I think these soap dodging men lack self awareness and think no one notices because everyone is too polite to say something.

Whatsnewpussyhat · 23/01/2020 13:07

Eewww

MumofTinies · 23/01/2020 13:14

I had a boyfriend like this, I got rid. If he can't change for himself, he wont change for you. In my situation his hygiene became worse the longer we were together. I was embarrassed to go out with him because I could see people moving away from us to get away from the smell. We went weeks without sex because I just couldn't go near him.

My DH showers once or twice a day, I don't know why I wasted so much time with a dirty man.

JurassicParkaha · 23/01/2020 13:15

Why would you want to be in a romantic relationship with someone who grosses you out and physically repels you??? That's almost as odd as his behaviour... Do you think this is as good as you deserve?

If he doesn't change his hygiene habits, you have a fundamental incompatibility, and you should get rid.

MumofTinies · 23/01/2020 13:17

CtrlU often these traits only come out once the honeymoon period is over. My ex made an effort while he was single and looking for somebody, however once he found me and became comfortable things got worse and worse, by which point you are already in love/attracted to his personality.

MumofTinies · 23/01/2020 13:19

Oh and once I left him he tried to clean himself up again, but again as soon as he got comfortable he was back to his stinky ways.

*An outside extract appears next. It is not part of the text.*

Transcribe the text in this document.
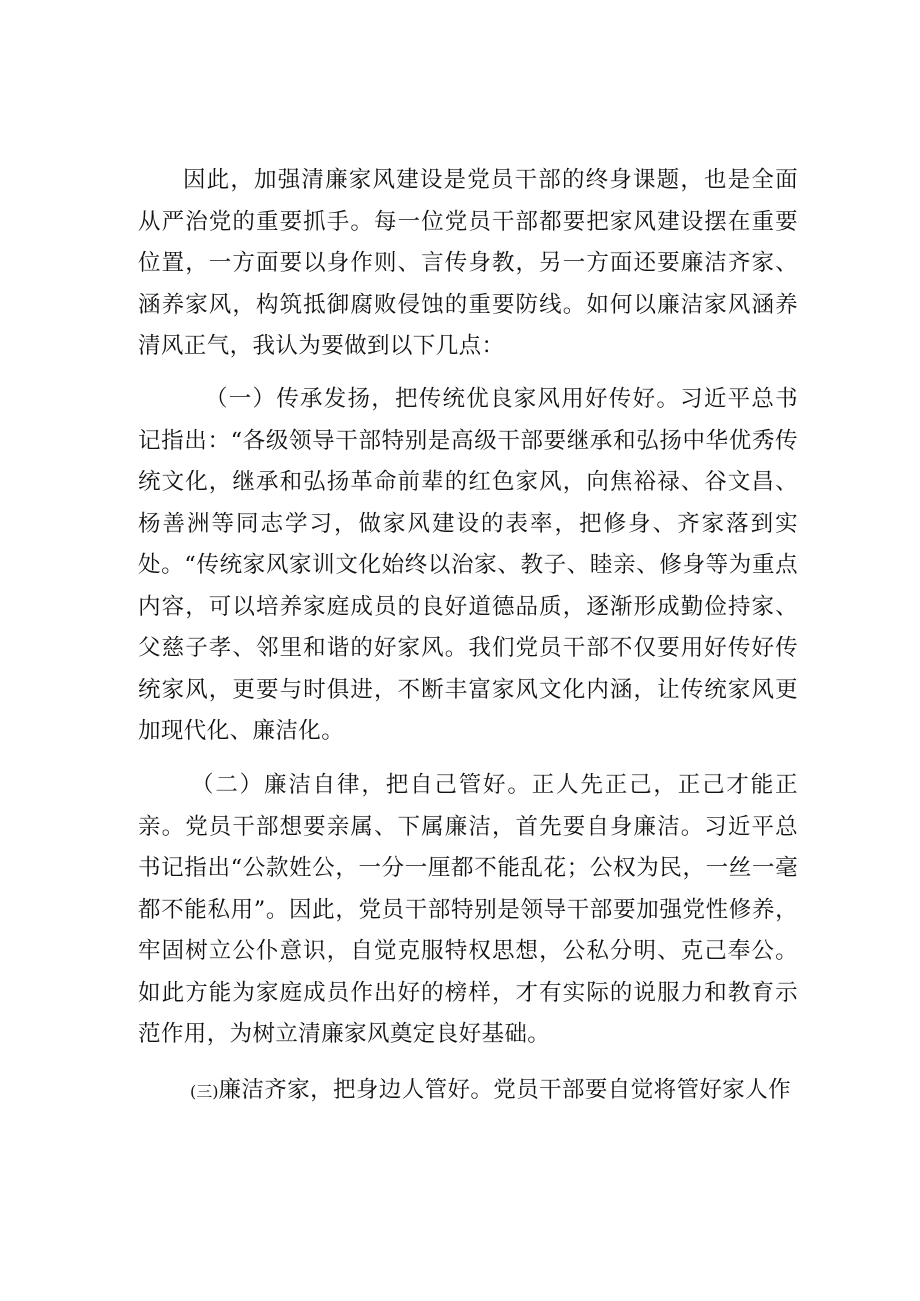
因此，加强清廉家风建设是党员干部的终身课题，也是全面从严治党的重要抓手。每一位党员干部都要把家风建设摆在重要位置，一方面要以身作则、言传身教，另一方面还要廉洁齐家、涵养家风，构筑抵御腐败侵蚀的重要防线。如何以廉洁家风涵养清风正气，我认为要做到以下几点：

（一）传承发扬，把传统优良家风用好传好。习近平总书记指出：“各级领导干部特别是高级干部要继承和弘扬中华优秀传统文化，继承和弘扬革命前辈的红色家风，向焦裕禄、谷文昌、杨善洲等同志学习，做家风建设的表率，把修身、齐家落到实处。“传统家风家训文化始终以治家、教子、睦亲、修身等为重点内容，可以培养家庭成员的良好道德品质，逐渐形成勤俭持家、父慈子孝、邻里和谐的好家风。我们党员干部不仅要用好传好传统家风，更要与时俱进，不断丰富家风文化内涵，让传统家风更加现代化、廉洁化。

（二）廉洁自律，把自己管好。正人先正己，正己才能正亲。党员干部想要亲属、下属廉洁，首先要自身廉洁。习近平总书记指出“公款姓公，一分一厘都不能乱花；公权为民，一丝一毫都不能私用”。因此，党员干部特别是领导干部要加强党性修养，牢固树立公仆意识，自觉克服特权思想，公私分明、克己奉公。如此方能为家庭成员作出好的榜样，才有实际的说服力和教育示范作用，为树立清廉家风奠定良好基础。

(三)廉洁齐家，把身边人管好。党员干部要自觉将管好家人作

otterturk · 23/01/2020 13:20

That's disgusting.

Showering every day and brushing your teeth twice a day is a normal minimum standard of cleanliness. Anything less... ew.

HoppingPavlova · 23/01/2020 13:20

smartanimal ,maybe read the post. I DO shower every day. So not sure what you are going on about that I smell and after 3 days everyone can smell me Confused.

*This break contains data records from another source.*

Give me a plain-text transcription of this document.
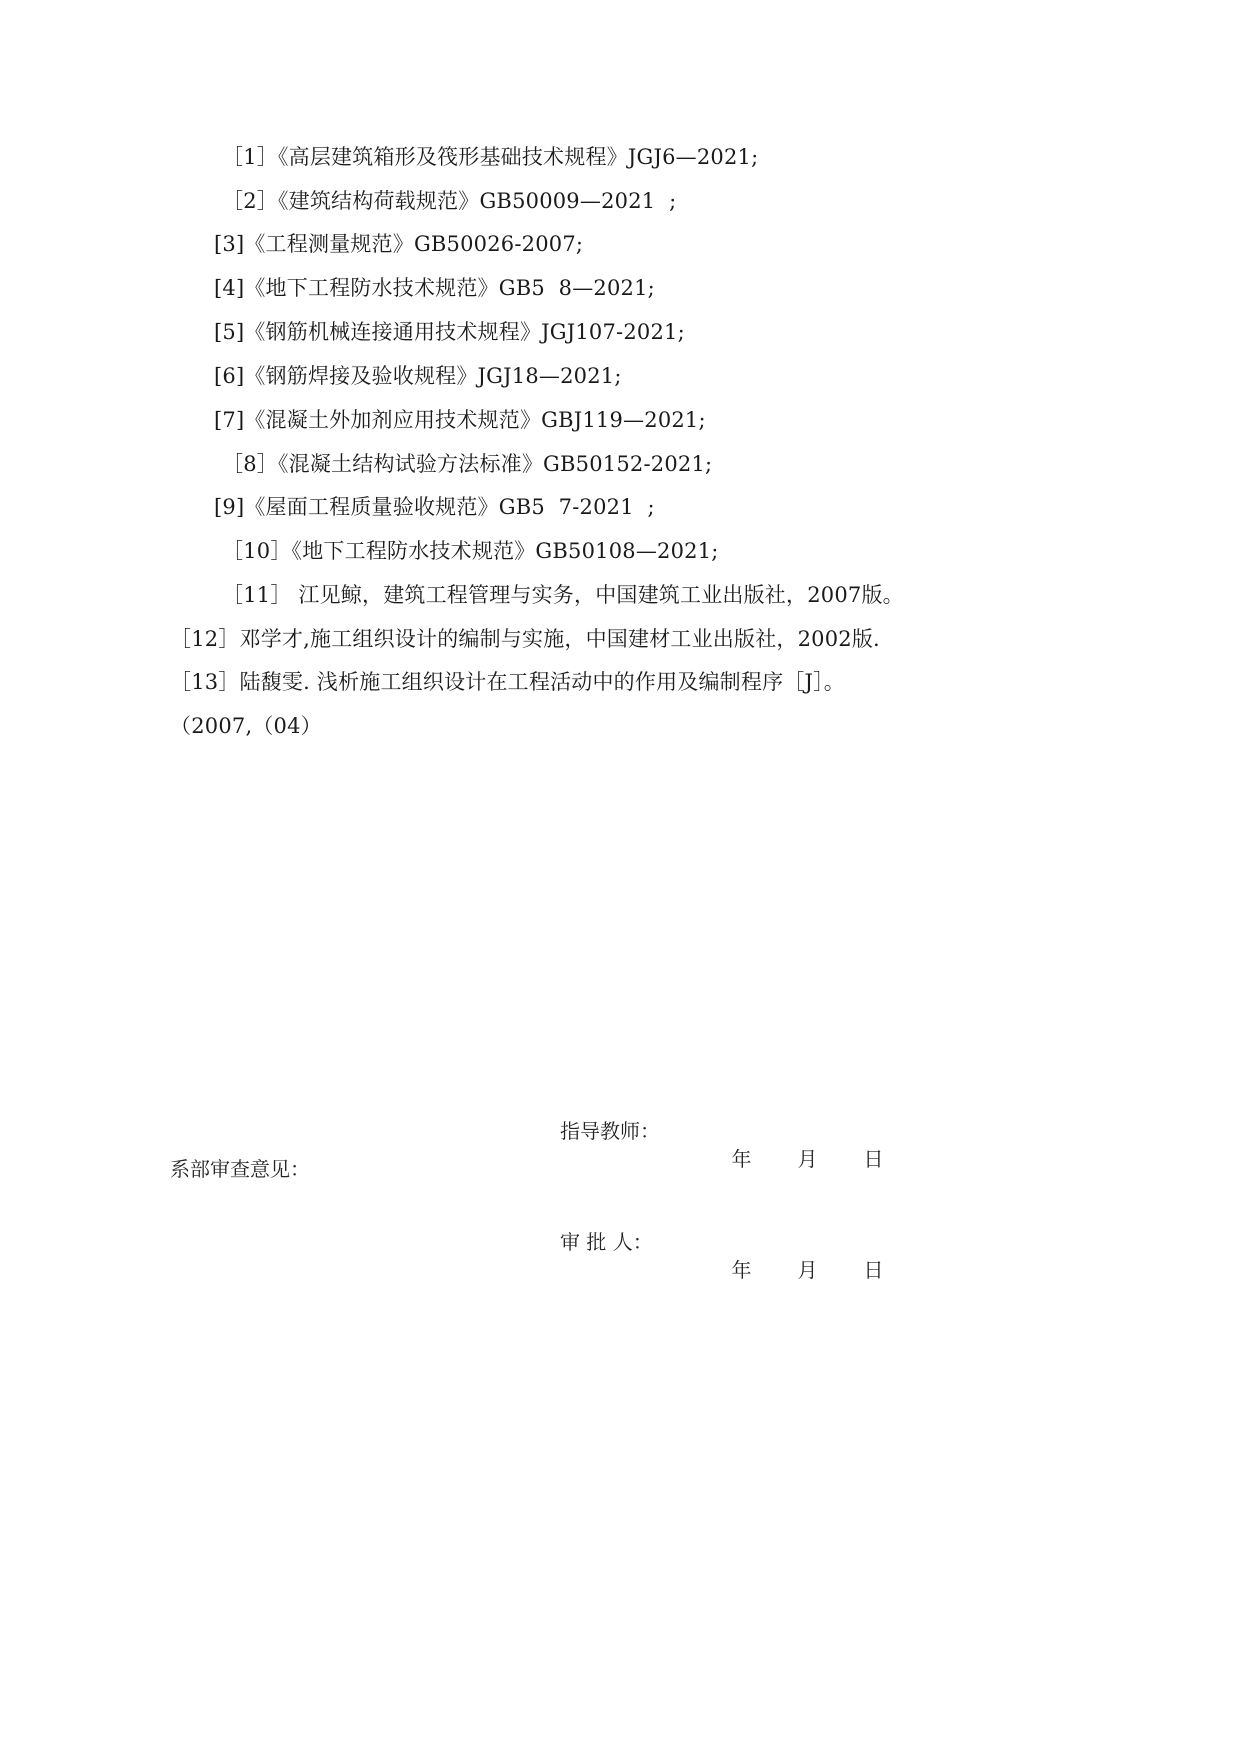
［1］《高层建筑箱形及筏形基础技术规程》JGJ6—2021;
［2］《建筑结构荷载规范》GB50009—2021  ;
[3]《工程测量规范》GB50026-2007;
[4]《地下工程防水技术规范》GB5  8—2021;
[5]《钢筋机械连接通用技术规程》JGJ107-2021;
[6]《钢筋焊接及验收规程》JGJ18—2021;
[7]《混凝土外加剂应用技术规范》GBJ119—2021;
［8］《混凝土结构试验方法标准》GB50152-2021;
[9]《屋面工程质量验收规范》GB5  7-2021  ;
［10］《地下工程防水技术规范》GB50108—2021;
［11］ 江见鲸，建筑工程管理与实务，中国建筑工业出版社，2007版。
［12］邓学才,施工组织设计的编制与实施，中国建材工业出版社，2002版.
［13］陆馥雯. 浅析施工组织设计在工程活动中的作用及编制程序［J］。
（2007,（04）
指导教师：

年 月 日

系部审查意见：
审 批 人：

年 月 日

My post said, that while i do shower daily, it would be my dream not to shower at all as I detest it. I do try and dodge off on the weekend if not going out but very rarely achieve this as usually do have to go out for something or rather. So, more’s the pity, I generally do shower 7 days. Hate it, but do it.

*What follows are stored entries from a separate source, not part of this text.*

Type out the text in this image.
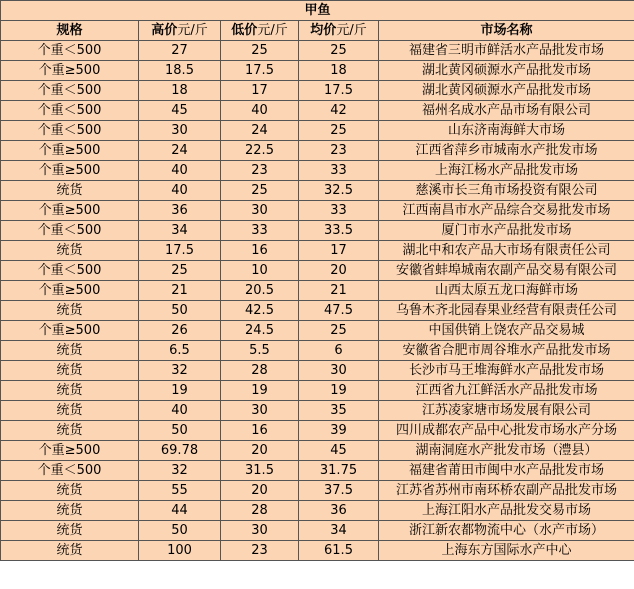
甲鱼				
规格	高价元/斤	低价元/斤	均价元/斤	市场名称
个重＜500	27	25	25	福建省三明市鲜活水产品批发市场
个重≥500	18.5	17.5	18	湖北黄冈硕源水产品批发市场
个重＜500	18	17	17.5	湖北黄冈硕源水产品批发市场
个重＜500	45	40	42	福州名成水产品市场有限公司
个重＜500	30	24	25	山东济南海鲜大市场
个重≥500	24	22.5	23	江西省萍乡市城南水产批发市场
个重≥500	40	23	33	上海江杨水产品批发市场
统货	40	25	32.5	慈溪市长三角市场投资有限公司
个重≥500	36	30	33	江西南昌市水产品综合交易批发市场
个重＜500	34	33	33.5	厦门市水产品批发市场
统货	17.5	16	17	湖北中和农产品大市场有限责任公司
个重＜500	25	10	20	安徽省蚌埠城南农副产品交易有限公司
个重≥500	21	20.5	21	山西太原五龙口海鲜市场
统货	50	42.5	47.5	乌鲁木齐北园春果业经营有限责任公司
个重≥500	26	24.5	25	中国供销上饶农产品交易城
统货	6.5	5.5	6	安徽省合肥市周谷堆水产品批发市场
统货	32	28	30	长沙市马王堆海鲜水产品批发市场
统货	19	19	19	江西省九江鲜活水产品批发市场
统货	40	30	35	江苏凌家塘市场发展有限公司
统货	50	16	39	四川成都农产品中心批发市场水产分场
个重≥500	69.78	20	45	湖南洞庭水产批发市场（澧县）
个重＜500	32	31.5	31.75	福建省莆田市闽中水产品批发市场
统货	55	20	37.5	江苏省苏州市南环桥农副产品批发市场
统货	44	28	36	上海江阳水产品批发交易市场
统货	50	30	34	浙江新农都物流中心（水产市场）
统货	100	23	61.5	上海东方国际水产中心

milliefiori · 23/01/2020 13:24

Just tell him. Say, I love you but your lack of hygiene is a real problem. You know it is. Work have said so and I have too More than once. What;s going on? Because poor hygiene sends messages ot the world that you are either depressed and lack the motivation for self care or you don;t give a toss about others' opinions even if they are people who are close or important to you. Neither of these is workable, long term. What stops you showering daily?